Christophe Michaëli : Oui, il y a de très belles opérations qui sont en gestation. Tout le monde est d’accord pour dire que l’effet taille est quand même majeur. Souvenons-nous des querelles au sujet du multimarquisme et des positions dogmatiques de certains constructeurs à ce niveau. Cela pourrait nous faire sourire aujourd’hui. Le multimarquisme a sauvé des constructeurs et des distributeurs. Ce qui compte c’est d’avoir la bonne stratégie en termes de portefeuilles de marques tout en ayant une cohérence géographique.
« Nous constatons une flambée du taux de refinancement alors que le taux d’usure n’a pas bougé »
Auto Infos : En son temps, vous aviez remis en cause le business model du financement qui n'était pas tenable selon vous ?
Christophe Michaëli : Malheureusement l’histoire m’a donné raison ! C’était en 2019 avant la crise, je disais que les “arbres ne grimpent pas au ciel sur la partie de la valeur et de la rémunération”. C’est dangereux de penser que ce niveau de rémunération est acquis et immuable. Je disais simplement qu’il fallait faire attention.

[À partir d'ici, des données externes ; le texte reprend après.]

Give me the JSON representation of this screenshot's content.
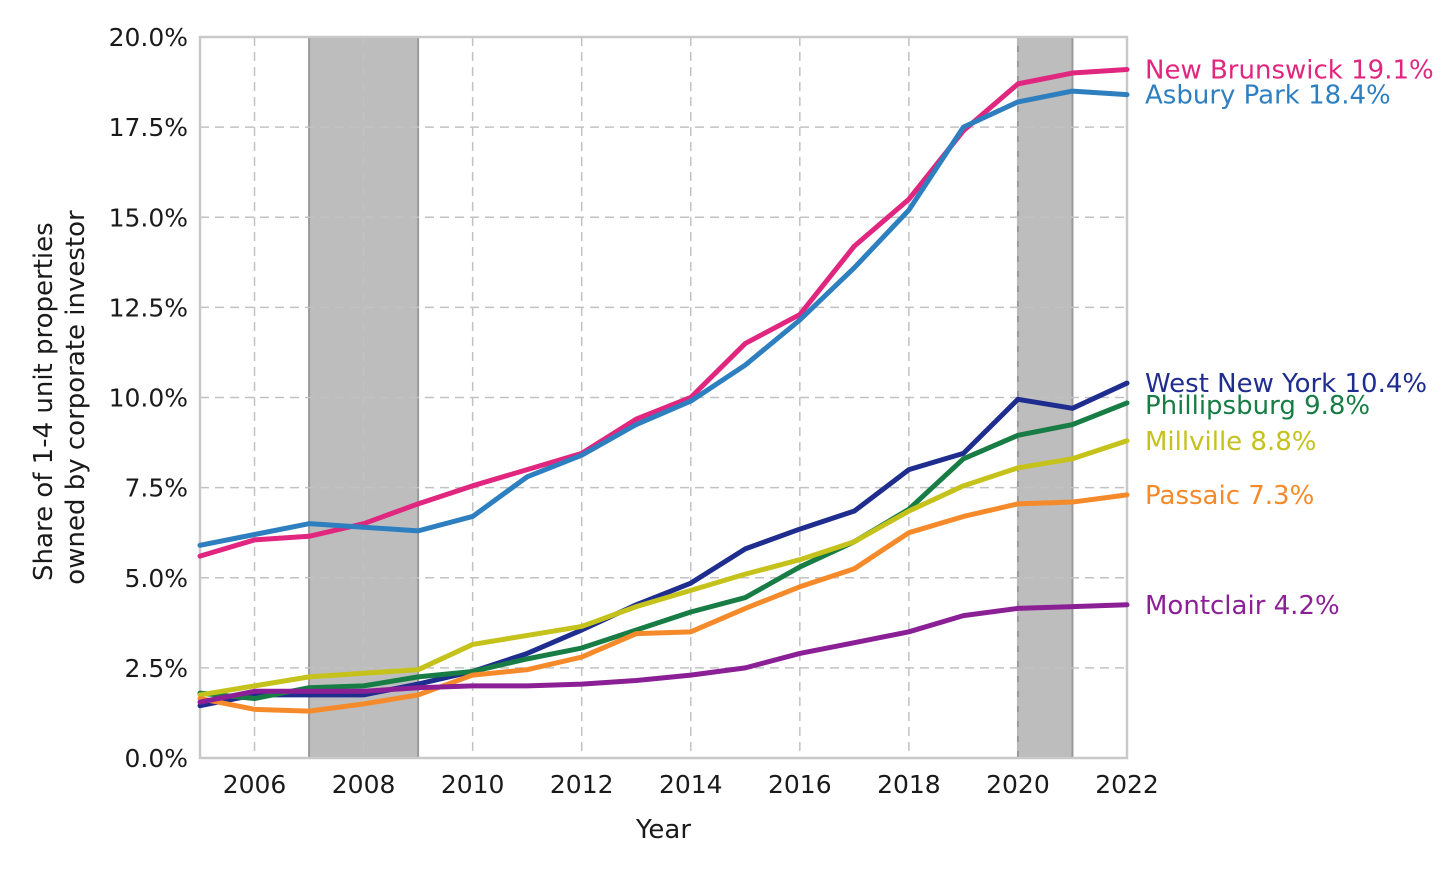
{
  "chart_data": {
    "type": "line",
    "xlabel": "Year",
    "ylabel_lines": [
      "Share of 1-4 unit properties",
      "owned by corporate investor"
    ],
    "xlim": [
      2005,
      2022
    ],
    "ylim": [
      0,
      20
    ],
    "x_ticks": [
      2006,
      2008,
      2010,
      2012,
      2014,
      2016,
      2018,
      2020,
      2022
    ],
    "y_ticks": [
      0,
      2.5,
      5,
      7.5,
      10,
      12.5,
      15,
      17.5,
      20
    ],
    "y_tick_labels": [
      "0.0%",
      "2.5%",
      "5.0%",
      "7.5%",
      "10.0%",
      "12.5%",
      "15.0%",
      "17.5%",
      "20.0%"
    ],
    "grid": true,
    "shaded_periods": [
      [
        2007,
        2009
      ],
      [
        2020,
        2021
      ]
    ],
    "x": [
      2005,
      2006,
      2007,
      2008,
      2009,
      2010,
      2011,
      2012,
      2013,
      2014,
      2015,
      2016,
      2017,
      2018,
      2019,
      2020,
      2021,
      2022
    ],
    "series": [
      {
        "name": "New Brunswick",
        "end_label": "New Brunswick 19.1%",
        "color": "#e0267f",
        "values": [
          5.6,
          6.05,
          6.15,
          6.5,
          7.05,
          7.55,
          8.0,
          8.45,
          9.4,
          10.0,
          11.5,
          12.3,
          14.2,
          15.5,
          17.4,
          18.7,
          19.0,
          19.1
        ]
      },
      {
        "name": "Asbury Park",
        "end_label": "Asbury Park 18.4%",
        "color": "#2e7fbf",
        "values": [
          5.9,
          6.2,
          6.5,
          6.4,
          6.3,
          6.7,
          7.8,
          8.4,
          9.25,
          9.9,
          10.9,
          12.15,
          13.6,
          15.2,
          17.5,
          18.2,
          18.5,
          18.4
        ]
      },
      {
        "name": "West New York",
        "end_label": "West New York 10.4%",
        "color": "#1f2d8f",
        "values": [
          1.45,
          1.75,
          1.75,
          1.75,
          2.05,
          2.4,
          2.9,
          3.55,
          4.25,
          4.85,
          5.8,
          6.35,
          6.85,
          8.0,
          8.45,
          9.95,
          9.7,
          10.4
        ]
      },
      {
        "name": "Phillipsburg",
        "end_label": "Phillipsburg 9.8%",
        "color": "#177d45",
        "values": [
          1.8,
          1.65,
          1.95,
          2.0,
          2.25,
          2.4,
          2.75,
          3.05,
          3.55,
          4.05,
          4.45,
          5.3,
          6.0,
          6.9,
          8.3,
          8.95,
          9.25,
          9.85
        ]
      },
      {
        "name": "Millville",
        "end_label": "Millville 8.8%",
        "color": "#c5c21c",
        "values": [
          1.75,
          2.0,
          2.25,
          2.35,
          2.45,
          3.15,
          3.4,
          3.65,
          4.2,
          4.65,
          5.1,
          5.5,
          6.0,
          6.85,
          7.55,
          8.05,
          8.3,
          8.8
        ]
      },
      {
        "name": "Passaic",
        "end_label": "Passaic 7.3%",
        "color": "#f58a2a",
        "values": [
          1.65,
          1.35,
          1.3,
          1.5,
          1.75,
          2.3,
          2.45,
          2.8,
          3.45,
          3.5,
          4.15,
          4.75,
          5.25,
          6.25,
          6.7,
          7.05,
          7.1,
          7.3
        ]
      },
      {
        "name": "Montclair",
        "end_label": "Montclair 4.2%",
        "color": "#8b2096",
        "values": [
          1.55,
          1.85,
          1.85,
          1.85,
          1.95,
          2.0,
          2.0,
          2.05,
          2.15,
          2.3,
          2.5,
          2.9,
          3.2,
          3.5,
          3.95,
          4.15,
          4.2,
          4.25
        ]
      }
    ]
  }
}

Et que pour partager de la valeur, il faut la créer tout d’abord. Le système est fragile et reste d’autant plus fragile sur le crédit classique. Je parlais à l’époque du taux d'usure. Le sujet est encore plus d’actualité puisque ce taux a continué de baisser. Aujourd’hui, nous sommes dans une situation très tendue où l’on a une flambée du taux de refinancement alors que le taux d’usure n’a pas bougé. Il va sans doute remonter mais il mettra beaucoup de temps pour le faire, beaucoup plus de temps que nos coûts de refinancement. Donc les marges sur le crédit n’existent plus.